Life on earth developed over millions of years, rising from the primordial soup: single-cell organisms giving way to more complex life, and eventually that life rose from the sea to inhabit the land. For nearly 2 million years, multiple human-like species coexisted, none gaining any lasting advantage. But then, as Yuval Harari, in his history-spanning book “Sapiens” explains, around 70,000 years ago a genetic mutation occurred, triggering a cognitive revolution that enabled Homo sapiens to quickly advance beyond all other species.

That cognitive spark changed the world, enabling imagination, conceptual thinking, expanded language and more, giving this new sapient species the ability to rule the world. That first spark of cognitive intelligence, in a relative blink of an eye, raised Homo sapiens to a new plane of existence.

For the better part of the past century, retailers have been driven by a near singular instinct: sell more products. And just as early life evolved based on the surrounding environment, so too did retail. Category management, product assortment and pricing optimization, product-based management reporting, and myriad other traits evolved to help each retail species in the cutthroat battle for survival. Recently—again, in a relative blink of an eye—a mutation has appeared, technology sparking another cognitive revolution and this time creating a new species of retailers elevated to a higher plane of existence: customer cognitive retailers.

Customer cognitive retailers use artificial intelligence (AI) and machine learning feeding off big data to create extensive shopper profiles and provide deeper insights and understanding than were ever possible before. In classic Darwinian evolution, this new species of retailer has developed sophisticated new tools as they battle for market supremacy, far beyond the club of mass promotion and blunderbuss of printed circulars. Strategic hyperpersonalization, including individualized pricing, are the new weapons of choice as customer cognizant retailers maximize share of wallet and grow customer lifetime value.

This new data-driven environment demands speed and agility in addition to raw intelligence, especially when the value of data begins to erode the moment it is created. When marketing success requires being contextually relevant as shoppers are online via their smartphones 24/7, marketing must be in real time. Customer cognition at the speed of thought.

And there is one more environmental influence impacting the evolution of customer cognitive retail. We are at the inflection point on the exponential growth curve of computer processing power, where faster change becomes increasingly noticeable. It is this faster, cheaper processing power fueling the expanding use of AI and machine learning—the primary tools of customer cognition.

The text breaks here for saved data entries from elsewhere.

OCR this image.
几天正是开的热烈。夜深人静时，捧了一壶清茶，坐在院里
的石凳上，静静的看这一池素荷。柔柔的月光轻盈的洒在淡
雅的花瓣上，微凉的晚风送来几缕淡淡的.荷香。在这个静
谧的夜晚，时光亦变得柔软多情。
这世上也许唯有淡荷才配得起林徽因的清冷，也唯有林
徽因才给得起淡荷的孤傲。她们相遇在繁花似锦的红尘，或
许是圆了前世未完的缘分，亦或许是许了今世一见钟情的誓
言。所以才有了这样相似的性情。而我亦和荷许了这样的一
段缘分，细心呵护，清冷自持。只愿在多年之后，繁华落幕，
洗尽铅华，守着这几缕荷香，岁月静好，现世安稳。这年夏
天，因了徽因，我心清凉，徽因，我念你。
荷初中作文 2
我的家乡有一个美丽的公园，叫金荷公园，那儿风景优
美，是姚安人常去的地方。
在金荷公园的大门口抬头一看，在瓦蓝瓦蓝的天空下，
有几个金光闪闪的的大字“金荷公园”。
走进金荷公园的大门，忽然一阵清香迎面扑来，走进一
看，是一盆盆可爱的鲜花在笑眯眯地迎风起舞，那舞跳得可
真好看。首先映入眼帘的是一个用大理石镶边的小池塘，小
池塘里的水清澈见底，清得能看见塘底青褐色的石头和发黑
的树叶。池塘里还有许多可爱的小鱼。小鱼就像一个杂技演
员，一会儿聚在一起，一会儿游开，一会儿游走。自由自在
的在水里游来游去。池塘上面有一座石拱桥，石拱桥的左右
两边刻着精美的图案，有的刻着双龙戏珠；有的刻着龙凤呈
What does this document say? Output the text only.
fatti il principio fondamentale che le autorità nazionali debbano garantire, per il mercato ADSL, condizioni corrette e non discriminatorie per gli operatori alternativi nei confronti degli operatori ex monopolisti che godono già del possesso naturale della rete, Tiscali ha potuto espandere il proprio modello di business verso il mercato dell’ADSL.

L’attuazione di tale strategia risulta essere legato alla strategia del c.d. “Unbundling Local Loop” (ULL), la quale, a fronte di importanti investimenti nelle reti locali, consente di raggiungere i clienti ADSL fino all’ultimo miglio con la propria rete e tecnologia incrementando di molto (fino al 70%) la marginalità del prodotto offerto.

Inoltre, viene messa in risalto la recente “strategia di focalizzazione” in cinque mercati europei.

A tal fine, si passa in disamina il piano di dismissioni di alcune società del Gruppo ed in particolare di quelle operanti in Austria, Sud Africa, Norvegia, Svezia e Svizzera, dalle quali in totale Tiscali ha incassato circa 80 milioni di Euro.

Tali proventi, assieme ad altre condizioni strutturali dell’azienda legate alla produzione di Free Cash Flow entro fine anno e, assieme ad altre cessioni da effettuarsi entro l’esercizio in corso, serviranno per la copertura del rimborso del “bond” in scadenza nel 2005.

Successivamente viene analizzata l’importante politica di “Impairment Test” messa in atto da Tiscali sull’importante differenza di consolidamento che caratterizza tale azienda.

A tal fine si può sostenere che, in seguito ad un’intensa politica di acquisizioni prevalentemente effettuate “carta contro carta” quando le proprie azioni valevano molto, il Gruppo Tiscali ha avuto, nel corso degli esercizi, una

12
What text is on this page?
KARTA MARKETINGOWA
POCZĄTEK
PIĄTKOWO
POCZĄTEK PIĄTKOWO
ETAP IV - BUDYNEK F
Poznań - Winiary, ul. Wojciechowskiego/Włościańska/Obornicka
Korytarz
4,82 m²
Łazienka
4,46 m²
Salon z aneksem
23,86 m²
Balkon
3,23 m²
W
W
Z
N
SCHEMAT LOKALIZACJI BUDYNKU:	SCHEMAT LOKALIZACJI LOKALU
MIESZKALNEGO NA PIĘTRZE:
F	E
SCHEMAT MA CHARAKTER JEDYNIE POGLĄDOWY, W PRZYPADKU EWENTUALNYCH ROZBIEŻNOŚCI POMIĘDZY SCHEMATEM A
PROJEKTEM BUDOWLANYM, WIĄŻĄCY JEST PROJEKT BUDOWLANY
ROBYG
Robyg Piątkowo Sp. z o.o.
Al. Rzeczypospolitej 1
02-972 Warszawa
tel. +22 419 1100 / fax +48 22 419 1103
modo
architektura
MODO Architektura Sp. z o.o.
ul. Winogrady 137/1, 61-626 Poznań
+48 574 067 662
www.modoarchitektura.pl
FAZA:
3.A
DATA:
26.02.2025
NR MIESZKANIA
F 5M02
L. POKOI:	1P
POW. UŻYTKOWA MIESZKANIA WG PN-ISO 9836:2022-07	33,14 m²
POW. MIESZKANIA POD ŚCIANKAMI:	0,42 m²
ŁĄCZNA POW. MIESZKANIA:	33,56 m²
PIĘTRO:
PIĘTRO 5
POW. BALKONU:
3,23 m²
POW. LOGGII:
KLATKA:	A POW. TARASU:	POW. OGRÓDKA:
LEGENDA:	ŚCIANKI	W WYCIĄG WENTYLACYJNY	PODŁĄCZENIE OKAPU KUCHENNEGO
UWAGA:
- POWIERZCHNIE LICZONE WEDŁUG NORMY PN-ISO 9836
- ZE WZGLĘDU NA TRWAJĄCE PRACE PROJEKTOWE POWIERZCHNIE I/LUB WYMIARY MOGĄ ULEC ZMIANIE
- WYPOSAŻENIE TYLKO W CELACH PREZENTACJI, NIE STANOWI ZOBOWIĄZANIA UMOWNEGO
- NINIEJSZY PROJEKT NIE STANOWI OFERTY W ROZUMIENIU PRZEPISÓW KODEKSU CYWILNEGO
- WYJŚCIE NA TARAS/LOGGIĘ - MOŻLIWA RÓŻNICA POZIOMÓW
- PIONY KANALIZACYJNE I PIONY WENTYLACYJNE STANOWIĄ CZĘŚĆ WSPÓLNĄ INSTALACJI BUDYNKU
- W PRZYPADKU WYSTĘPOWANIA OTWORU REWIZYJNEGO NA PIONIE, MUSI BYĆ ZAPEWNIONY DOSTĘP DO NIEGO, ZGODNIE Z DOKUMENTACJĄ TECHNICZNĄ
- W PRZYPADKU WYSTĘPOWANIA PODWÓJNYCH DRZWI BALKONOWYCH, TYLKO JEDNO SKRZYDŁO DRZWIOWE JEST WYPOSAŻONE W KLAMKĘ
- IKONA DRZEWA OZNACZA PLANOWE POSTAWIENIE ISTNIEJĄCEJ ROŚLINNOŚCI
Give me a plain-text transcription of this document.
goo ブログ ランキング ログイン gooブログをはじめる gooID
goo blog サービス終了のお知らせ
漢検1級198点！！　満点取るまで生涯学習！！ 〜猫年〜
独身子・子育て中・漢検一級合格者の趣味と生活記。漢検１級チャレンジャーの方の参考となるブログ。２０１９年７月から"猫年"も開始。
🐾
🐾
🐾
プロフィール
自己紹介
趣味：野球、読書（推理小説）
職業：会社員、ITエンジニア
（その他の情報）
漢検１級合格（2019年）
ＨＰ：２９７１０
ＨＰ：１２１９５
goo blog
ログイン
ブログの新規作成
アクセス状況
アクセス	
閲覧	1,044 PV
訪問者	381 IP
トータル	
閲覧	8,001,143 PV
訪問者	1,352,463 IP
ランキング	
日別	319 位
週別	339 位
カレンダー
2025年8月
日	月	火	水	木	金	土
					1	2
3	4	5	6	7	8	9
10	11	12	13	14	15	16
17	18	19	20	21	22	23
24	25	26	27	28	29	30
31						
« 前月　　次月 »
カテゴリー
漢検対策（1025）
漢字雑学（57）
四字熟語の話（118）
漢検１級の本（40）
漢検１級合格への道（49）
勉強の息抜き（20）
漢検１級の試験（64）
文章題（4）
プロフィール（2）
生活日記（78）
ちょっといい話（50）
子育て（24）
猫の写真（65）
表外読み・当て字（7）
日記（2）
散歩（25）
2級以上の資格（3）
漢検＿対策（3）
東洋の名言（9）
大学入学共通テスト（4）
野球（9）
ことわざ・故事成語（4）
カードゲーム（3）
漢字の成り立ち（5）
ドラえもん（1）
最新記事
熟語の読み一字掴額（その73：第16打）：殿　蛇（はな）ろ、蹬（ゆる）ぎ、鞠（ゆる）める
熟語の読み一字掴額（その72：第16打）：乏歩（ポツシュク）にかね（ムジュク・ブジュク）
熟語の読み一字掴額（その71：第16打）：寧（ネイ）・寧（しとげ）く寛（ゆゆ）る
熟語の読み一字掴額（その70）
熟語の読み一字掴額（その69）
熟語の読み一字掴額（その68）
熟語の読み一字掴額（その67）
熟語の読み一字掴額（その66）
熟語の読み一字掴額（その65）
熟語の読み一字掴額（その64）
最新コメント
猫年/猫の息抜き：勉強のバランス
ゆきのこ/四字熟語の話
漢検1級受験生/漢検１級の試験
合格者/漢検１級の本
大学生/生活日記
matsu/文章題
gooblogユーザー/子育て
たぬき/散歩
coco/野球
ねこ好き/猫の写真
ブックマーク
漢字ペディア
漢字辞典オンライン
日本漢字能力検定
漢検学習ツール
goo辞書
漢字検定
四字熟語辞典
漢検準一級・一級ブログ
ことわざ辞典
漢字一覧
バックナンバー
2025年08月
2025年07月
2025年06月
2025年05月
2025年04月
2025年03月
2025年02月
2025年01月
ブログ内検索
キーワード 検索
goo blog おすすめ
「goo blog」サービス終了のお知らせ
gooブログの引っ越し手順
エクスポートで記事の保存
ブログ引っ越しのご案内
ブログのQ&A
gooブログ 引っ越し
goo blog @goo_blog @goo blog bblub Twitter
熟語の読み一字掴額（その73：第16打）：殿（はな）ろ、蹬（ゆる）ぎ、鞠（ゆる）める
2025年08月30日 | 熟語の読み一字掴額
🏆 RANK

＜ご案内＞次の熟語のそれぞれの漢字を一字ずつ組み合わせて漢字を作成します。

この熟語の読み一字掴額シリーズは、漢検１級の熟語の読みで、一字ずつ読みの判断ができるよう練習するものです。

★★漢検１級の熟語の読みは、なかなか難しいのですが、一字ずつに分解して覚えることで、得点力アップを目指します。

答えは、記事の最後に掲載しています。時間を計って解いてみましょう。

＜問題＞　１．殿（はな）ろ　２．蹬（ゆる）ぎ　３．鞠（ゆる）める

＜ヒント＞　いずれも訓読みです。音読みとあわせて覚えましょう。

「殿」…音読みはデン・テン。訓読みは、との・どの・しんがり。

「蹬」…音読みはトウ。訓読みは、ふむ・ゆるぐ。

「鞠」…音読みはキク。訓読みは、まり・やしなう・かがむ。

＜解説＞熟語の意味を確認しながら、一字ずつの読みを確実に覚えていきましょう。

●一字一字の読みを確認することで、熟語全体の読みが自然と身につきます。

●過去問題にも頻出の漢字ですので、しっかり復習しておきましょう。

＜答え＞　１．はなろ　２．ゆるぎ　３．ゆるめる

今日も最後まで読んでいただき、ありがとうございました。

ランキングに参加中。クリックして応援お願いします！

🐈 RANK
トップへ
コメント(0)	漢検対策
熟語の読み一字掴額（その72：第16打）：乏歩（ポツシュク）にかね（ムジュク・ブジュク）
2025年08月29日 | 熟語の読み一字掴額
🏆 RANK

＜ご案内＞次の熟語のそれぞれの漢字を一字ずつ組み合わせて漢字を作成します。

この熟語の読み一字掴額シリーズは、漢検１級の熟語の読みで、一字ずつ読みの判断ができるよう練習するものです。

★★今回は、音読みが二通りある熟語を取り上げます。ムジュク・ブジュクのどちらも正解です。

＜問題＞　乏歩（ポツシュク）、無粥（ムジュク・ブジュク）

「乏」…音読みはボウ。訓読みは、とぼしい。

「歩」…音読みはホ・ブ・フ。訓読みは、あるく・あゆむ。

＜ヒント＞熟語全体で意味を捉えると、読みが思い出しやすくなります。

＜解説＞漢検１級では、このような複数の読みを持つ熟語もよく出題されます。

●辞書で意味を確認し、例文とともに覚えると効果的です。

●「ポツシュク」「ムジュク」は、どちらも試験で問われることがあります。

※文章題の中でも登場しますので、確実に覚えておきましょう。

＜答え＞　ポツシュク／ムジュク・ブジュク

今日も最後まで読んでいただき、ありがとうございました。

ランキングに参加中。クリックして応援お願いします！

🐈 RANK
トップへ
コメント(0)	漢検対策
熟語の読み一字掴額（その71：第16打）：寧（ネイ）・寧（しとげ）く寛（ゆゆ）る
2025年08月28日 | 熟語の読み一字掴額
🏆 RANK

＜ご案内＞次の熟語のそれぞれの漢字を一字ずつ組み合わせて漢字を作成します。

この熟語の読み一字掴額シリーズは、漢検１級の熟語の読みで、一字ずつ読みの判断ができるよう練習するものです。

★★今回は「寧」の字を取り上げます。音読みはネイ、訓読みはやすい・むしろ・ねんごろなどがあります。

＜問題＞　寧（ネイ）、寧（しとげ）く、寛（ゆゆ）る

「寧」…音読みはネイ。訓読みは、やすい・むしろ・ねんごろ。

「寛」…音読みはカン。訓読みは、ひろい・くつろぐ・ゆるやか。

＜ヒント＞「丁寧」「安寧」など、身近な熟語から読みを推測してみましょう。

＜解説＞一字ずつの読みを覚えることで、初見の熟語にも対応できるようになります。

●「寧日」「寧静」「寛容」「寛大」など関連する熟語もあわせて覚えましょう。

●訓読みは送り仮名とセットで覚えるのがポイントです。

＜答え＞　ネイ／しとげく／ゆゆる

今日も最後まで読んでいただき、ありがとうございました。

Noted professor Thomas Davenport co-authored an Harvard Business Review article a while back titled "Why Companies That Wait to Adopt AI May Never Catch Up." The premise that Davenport put forth reflects the new retail environment: AI capabilities are so powerful that early adopters may open up such a performance gap with their slower competitors that the followers may never catch up.

Imagine machine learning, a subset of AI technology, unleashed on big customer data. The model ferreting out that a certain group of shoppers are at risk of defecting from the retailer next week. Or the model discovering why, of all new shoppers coming into a retailer to shop for the first time, only a small portion of them return again and go on to become regular customers. Or the model understanding at an individual customer level which products to promote at specific prices to maximize share of wallet and lifetime value.

This, and far more, is what customer cognitive retailers are working on as they emerge into a post-pandemic world. A world demanding real-time digital engagement with shoppers seeking the latest information and avoiding germ-laden paper ads. A world where digital success requires contextual relevancy and irrelevant mass promotion seen as spam.